There is another model which has been successful in working with children with behavioral and emotional problems. This is the education model in that the teacher is personally involved with the students, acting as a kind of mentor. Diagnosis is not necessary, nor very helpful, because the causes of the problem are so diffuse and varied. According to the education model, the problem is seen as missed lessons in emotional growth, not knowing proper behavior, and self-defeating attitudes. The approach of these programs is to develop a structure that helps the children learn the consequences of their actions, learn to make constructive choices, and learn more positive and successful attitudes and behaviors. These programs often see themselves as "whole-child" education, teaching trust, honesty, and responsibility right along with math, English, and science.

If we change our concept of therapy and therapeutic to mean "healing," instead of just "curing," we then have two major ways of approaching adolescent problems, and Special Purpose Schools reflect both of these approaches.

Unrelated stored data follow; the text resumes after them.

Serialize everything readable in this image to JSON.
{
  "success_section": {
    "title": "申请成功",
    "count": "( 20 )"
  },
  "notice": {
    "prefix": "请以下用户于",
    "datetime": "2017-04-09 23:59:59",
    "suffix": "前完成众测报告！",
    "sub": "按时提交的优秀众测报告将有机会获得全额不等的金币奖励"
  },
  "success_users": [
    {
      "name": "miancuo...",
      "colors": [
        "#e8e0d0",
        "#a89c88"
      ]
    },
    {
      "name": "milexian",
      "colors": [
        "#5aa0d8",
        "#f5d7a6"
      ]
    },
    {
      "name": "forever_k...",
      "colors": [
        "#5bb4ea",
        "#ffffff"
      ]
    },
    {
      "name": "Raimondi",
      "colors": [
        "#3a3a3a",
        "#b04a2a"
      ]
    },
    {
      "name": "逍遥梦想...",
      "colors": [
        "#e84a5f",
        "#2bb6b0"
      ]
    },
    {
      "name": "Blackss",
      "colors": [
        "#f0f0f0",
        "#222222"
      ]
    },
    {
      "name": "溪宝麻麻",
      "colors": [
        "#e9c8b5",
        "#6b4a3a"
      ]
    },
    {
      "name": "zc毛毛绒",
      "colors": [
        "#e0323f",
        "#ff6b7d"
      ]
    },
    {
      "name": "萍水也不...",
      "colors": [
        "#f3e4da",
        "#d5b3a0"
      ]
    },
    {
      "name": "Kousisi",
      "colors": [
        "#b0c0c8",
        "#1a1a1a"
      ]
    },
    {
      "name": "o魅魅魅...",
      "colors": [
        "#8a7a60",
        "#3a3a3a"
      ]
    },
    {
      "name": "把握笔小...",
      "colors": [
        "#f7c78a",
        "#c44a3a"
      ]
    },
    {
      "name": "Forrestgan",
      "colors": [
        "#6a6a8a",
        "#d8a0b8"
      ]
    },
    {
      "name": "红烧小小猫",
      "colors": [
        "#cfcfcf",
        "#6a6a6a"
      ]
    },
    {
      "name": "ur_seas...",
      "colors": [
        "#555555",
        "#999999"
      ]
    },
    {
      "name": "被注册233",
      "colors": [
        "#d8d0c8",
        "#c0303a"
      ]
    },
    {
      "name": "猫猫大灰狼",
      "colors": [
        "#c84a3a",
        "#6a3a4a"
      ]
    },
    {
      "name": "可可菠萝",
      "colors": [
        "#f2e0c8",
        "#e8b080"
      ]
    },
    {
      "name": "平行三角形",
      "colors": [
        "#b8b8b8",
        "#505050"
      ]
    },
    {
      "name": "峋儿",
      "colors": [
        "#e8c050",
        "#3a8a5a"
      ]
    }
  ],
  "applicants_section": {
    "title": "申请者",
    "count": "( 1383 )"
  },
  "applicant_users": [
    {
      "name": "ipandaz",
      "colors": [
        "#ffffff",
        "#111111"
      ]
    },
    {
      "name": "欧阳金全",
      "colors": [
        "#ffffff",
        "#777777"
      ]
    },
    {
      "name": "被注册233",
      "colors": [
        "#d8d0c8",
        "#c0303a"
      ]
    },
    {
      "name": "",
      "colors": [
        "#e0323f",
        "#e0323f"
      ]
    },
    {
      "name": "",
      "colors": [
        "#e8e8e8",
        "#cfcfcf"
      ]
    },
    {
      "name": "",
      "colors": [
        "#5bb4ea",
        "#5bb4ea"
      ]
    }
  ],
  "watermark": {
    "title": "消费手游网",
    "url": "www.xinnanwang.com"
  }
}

It is my observation that the typical medical model, as found in psychiatric hospitals, is most effective with the child that is damaged psychologically, having serious problems such as manic-depressive, or acute depression. The child that is psychologically intact, or has minimum psychological damage, such as most of those diagnosed as "conduct disorder," "adjustment disorder," or "attention-deficit hyperactivity disorder," does not, in my experience, seem to respond very well to hospitalization. In some cases, hospitalization has even been harmful.

The child who has behavioral and emotional problems, but minimum psychological damage, seems to respond best in Special Purpose Schools that emphasize structure, and in teaching positive relationships, consequences, honesty, hard work, responsibility, etc. True, these types of schools and programs often have counselors, group work, and other psychological techniques, but those are supplementary to the main thrust which is learning through structure. In general, the child who is psychologically damaged does not seem to do well in an environment which is primarily structure. The damaged child should be referred to a program based on the medical model.

Admittedly this is an over-simplification and strongly reflects my experience working in the CEDU Educational system. Also, some schools and programs are such a mix of the two that it is impossible to determine which model predominates. However, as a generalization, it is helpful to the referring professional to keep in mind that the medical and educational model each seems to work best with different problems. Which model is best for a specific child all depends on if the child needs to learn something, or if the child needs to be cured of something."